Corriere della Sera (L. Valdisseri) – La chiesa è ancora al centro del villaggio, anche se ogni tanto piove dal tetto e qualcuno si è portato via i quadri e gli ornamenti. Però il secondo posto, che la Roma ha saldato battendo la Lazio in un derby che è stato tutto tranne che un «biscotto», porterà 40/50 milioni di euro con cui si potrà costruire una cattedrale. O, almeno, provarci.
Come succede sempre nelle stracittadine, se da una parte si ride dall’altra si piange. La Lazio ha perso in cinque giorni la finale di Coppa Italia e il derby: adesso ha messo a rischio anche il terzo posto, che dovrà difendere a Napoli. Gli basta un pareggio, ma la squadra di Benitez avrà la forza di chi è stato rimesso in gioco quasi miracolosamente. La Lazio, per quello che ha fatto, non si meriterebbe di uscire dalla Champions, ma il calcio non è sempre giusto.
Giusta è stata, invece, la tattica che Rudi Garcia ha studiato in quello che è stato chiamato il «ritiro light». Ha aspettato con nove uomini dietro la palla per un’ora, il tempo logico perché la Lazio incominciasse a pagare la fatica della finale di Coppa Italia. I cambi sono stati incisivi: 1) Pjanic ha dato la qualità che Keita al 50% non poteva dare, entrando in tutti e due i gol; 2) Ibarbo ha sostituito Totti e permesso a Iturbe di andare a fare il centravanti, dalla nuova posizione dell’argentino è nato l’1-0; 3) la Roma ha giocato quindici metri più alta e, approfittando del calo della Lazio, ha creato in 20 minuti almeno quattro occasioni.
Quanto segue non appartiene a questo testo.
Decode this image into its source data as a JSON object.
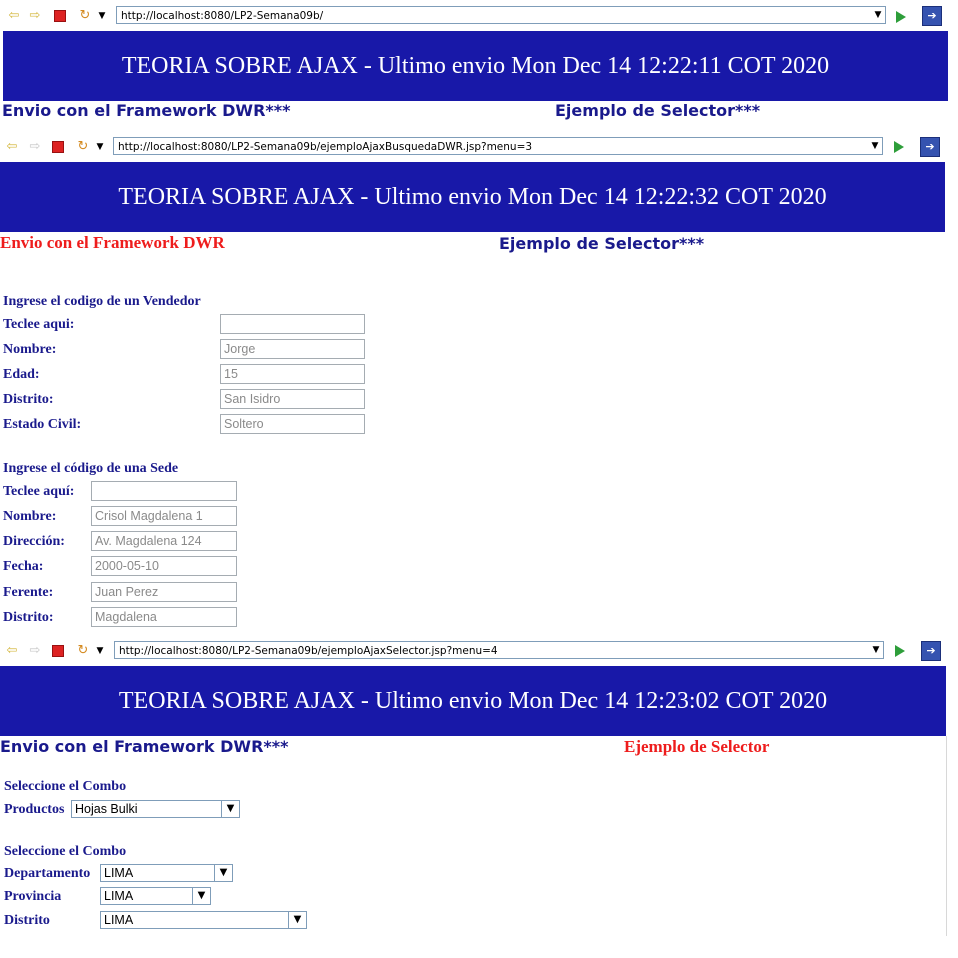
{
  "window1": {
    "url": "http://localhost:8080/LP2-Semana09b/",
    "banner": "TEORIA SOBRE AJAX - Ultimo envio Mon Dec 14 12:22:11 COT 2020",
    "nav": {
      "dwr": "Envio con el Framework DWR***",
      "selector": "Ejemplo de Selector***"
    }
  },
  "window2": {
    "url": "http://localhost:8080/LP2-Semana09b/ejemploAjaxBusquedaDWR.jsp?menu=3",
    "banner": "TEORIA SOBRE AJAX - Ultimo envio Mon Dec 14 12:22:32 COT 2020",
    "nav": {
      "dwr": "Envio con el Framework DWR",
      "selector": "Ejemplo de Selector***"
    },
    "vendedor": {
      "heading": "Ingrese el codigo de un Vendedor",
      "fields": [
        {
          "label": "Teclee aqui:",
          "value": ""
        },
        {
          "label": "Nombre:",
          "value": "Jorge"
        },
        {
          "label": "Edad:",
          "value": "15"
        },
        {
          "label": "Distrito:",
          "value": "San Isidro"
        },
        {
          "label": "Estado Civil:",
          "value": "Soltero"
        }
      ]
    },
    "sede": {
      "heading": "Ingrese el código de una Sede",
      "fields": [
        {
          "label": "Teclee aquí:",
          "value": ""
        },
        {
          "label": "Nombre:",
          "value": "Crisol Magdalena 1"
        },
        {
          "label": "Dirección:",
          "value": "Av. Magdalena 124"
        },
        {
          "label": "Fecha:",
          "value": "2000-05-10"
        },
        {
          "label": "Ferente:",
          "value": "Juan Perez"
        },
        {
          "label": "Distrito:",
          "value": "Magdalena"
        }
      ]
    }
  },
  "window3": {
    "url": "http://localhost:8080/LP2-Semana09b/ejemploAjaxSelector.jsp?menu=4",
    "banner": "TEORIA SOBRE AJAX - Ultimo envio Mon Dec 14 12:23:02 COT 2020",
    "nav": {
      "dwr": "Envio con el Framework DWR***",
      "selector": "Ejemplo de Selector"
    },
    "combo1": {
      "heading": "Seleccione el Combo",
      "label": "Productos",
      "value": "Hojas Bulki"
    },
    "combo2": {
      "heading": "Seleccione el Combo",
      "rows": [
        {
          "label": "Departamento",
          "value": "LIMA"
        },
        {
          "label": "Provincia",
          "value": "LIMA"
        },
        {
          "label": "Distrito",
          "value": "LIMA"
        }
      ]
    }
  },
  "icons": [
    "back-arrow-icon",
    "forward-arrow-icon",
    "stop-icon",
    "refresh-icon",
    "dropdown-icon",
    "go-icon",
    "browser-extension-icon"
  ],
  "colors": {
    "banner_bg": "#1818a8",
    "nav_text": "#1a1a8c",
    "active_nav": "#ee1c1c",
    "go_green": "#2e9e3a"
  }
}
La Lazio, al contrario, non ha trovato il cambio di passo. Ha giocato sicuramente meglio nel primo tempo, ma poi, dopo aver trovato il pareggio con un’azione Klose-Djordjevic da calcio inglese, non ha difeso il pareggio che avrebbe comunque garantito il terzo posto. Difficile dire se sia stata presunzione oppure la giusta mentalità di una squadra che vuole ancora crescere.
Quello che è certo è che la Roma ha segnato, per una volta, da calcio piazzato e che gli eroi della serata sono stati un attaccante che fin qui aveva segnato un solo gol in campionato e un difensore che non segnava dal 22 ottobre 2011 (Caen-Montpellier 1-3). A suo modo, un simbolo: ieri la Roma è stata più applicazione che talento, più sofferenza che calcio champagne.
Come aveva scritto la curva sud su uno striscione «il secondo posto per noi è il minimo sindacale». Vero, ma a un certo punto era sembrato anche questo un risultato irraggiungibile ed è perciò che Garcia è stato tanto spigoloso alla vigilia: non pensava che una squadra, comunque seconda, meritasse tante critiche. E anche per questo che la festa dei giallorossi in campo è stata sfrenata. Totti e Florenzi, non a caso due romani, l’hanno celebrata con due t-shirt quasi sicuramente dedicate al presidente Lotito. Su quella di Totti c’era scritto: «Stai sempre a parlà, ora che te voi inventà. Game over». Su quella di Florenzi: «Rigiochiamo anche domani. Senza parole».
Il rinvio della gara al lunedì, anche se le squadre che giocano la Champions al mercoledì ritornano sempre in campo la domenica, alla fine si è trasformato in un boomerang per la Lazio e in una motivazione in più per la Roma.
Della polemica Pioli-Garcia è scritto altrove, così come dell’orrore degli accoltellati. In questa cronaca trovano posto i continui cori sul Vesuvio da parte delle due curve e i buu razzisti contro Yanga-Mbiwa della curva nord. In un derby che, continuando così, presto sarà giocato a porte chiuse, è bello che il gol decisivo sia arrivato proprio da Mapou. Un gol senza colore.